И чем дальше, тем удивительнее. Он, оказывается, служил в Кировской дивизии Народного ополчения, разгружался там же, где и мы, в Батецкой, и вообще они были соседями Семидесятой. И вместе отступали.
Снова выплыли из лета сорок первого места новгородские — Теребонье, Менюши, Медведь… И Галстяна он знал, и Краснова, и обрадовался, узнав, что я еду к нему.
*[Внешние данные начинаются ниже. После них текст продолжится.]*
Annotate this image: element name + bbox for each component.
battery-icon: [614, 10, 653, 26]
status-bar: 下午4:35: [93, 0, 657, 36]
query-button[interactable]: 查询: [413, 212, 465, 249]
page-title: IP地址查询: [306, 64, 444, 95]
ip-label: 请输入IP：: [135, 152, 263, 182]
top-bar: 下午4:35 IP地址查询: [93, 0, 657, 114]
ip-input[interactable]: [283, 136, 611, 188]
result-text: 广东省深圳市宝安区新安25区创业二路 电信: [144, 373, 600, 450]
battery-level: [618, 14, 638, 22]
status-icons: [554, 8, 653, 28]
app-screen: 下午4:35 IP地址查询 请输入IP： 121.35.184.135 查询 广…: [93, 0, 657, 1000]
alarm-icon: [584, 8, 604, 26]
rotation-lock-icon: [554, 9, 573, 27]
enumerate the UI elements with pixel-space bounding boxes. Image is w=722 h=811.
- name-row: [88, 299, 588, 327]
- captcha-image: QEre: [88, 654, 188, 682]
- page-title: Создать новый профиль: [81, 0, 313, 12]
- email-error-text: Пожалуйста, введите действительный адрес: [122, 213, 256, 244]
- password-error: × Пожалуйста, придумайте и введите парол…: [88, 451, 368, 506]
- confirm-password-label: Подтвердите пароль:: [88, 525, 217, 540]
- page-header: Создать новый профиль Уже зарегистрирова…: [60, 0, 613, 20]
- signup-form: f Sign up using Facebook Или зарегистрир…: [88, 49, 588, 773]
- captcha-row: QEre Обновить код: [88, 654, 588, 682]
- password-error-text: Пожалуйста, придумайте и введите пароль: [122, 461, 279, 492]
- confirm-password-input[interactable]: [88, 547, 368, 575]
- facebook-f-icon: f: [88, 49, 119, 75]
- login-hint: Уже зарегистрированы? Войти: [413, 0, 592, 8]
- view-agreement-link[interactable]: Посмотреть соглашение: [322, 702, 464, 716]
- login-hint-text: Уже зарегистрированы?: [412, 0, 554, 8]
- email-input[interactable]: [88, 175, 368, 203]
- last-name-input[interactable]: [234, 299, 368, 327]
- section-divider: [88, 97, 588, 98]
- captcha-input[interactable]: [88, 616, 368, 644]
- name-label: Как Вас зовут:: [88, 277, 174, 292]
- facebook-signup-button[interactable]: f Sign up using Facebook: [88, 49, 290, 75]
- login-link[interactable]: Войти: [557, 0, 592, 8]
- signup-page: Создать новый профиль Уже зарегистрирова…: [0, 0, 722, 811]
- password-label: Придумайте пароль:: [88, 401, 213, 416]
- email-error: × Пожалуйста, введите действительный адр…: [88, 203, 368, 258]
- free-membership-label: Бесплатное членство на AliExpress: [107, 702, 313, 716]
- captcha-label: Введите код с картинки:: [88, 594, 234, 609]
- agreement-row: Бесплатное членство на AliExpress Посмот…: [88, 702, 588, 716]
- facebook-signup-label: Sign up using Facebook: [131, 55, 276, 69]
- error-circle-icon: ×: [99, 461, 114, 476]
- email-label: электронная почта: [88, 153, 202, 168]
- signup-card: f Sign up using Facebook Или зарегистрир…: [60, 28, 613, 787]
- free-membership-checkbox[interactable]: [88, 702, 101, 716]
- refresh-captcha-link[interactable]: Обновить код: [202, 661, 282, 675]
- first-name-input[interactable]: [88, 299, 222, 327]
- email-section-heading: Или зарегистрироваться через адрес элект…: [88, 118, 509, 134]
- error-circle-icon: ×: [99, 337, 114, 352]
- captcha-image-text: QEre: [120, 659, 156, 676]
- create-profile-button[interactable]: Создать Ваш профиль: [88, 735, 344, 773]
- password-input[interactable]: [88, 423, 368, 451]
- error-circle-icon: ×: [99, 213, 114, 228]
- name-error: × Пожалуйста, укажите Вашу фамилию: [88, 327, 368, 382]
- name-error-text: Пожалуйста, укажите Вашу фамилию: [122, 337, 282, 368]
Боже ты мой, Анатолий Андреевич, это ж целая эпоха! Я ему первую помощь оказывал… Сейчас его дивизия наступает. Погостье уже наше, скоро до Мги доберемся. Тут идея такая: сразу после прорыва железная дорога и мост через Неву. И полные эшелоны с продовольствием…
И пока мы сидели в санчасти, вода, в которой кипятился шприц, несколько раз то закипала, то выкипала, он снова доливал, и все повторялось.
— Хотите выпить?
— А мне разве это можно?
— Ну, раз я об этом спрашиваю…
— Если это зависит только от моего согласия…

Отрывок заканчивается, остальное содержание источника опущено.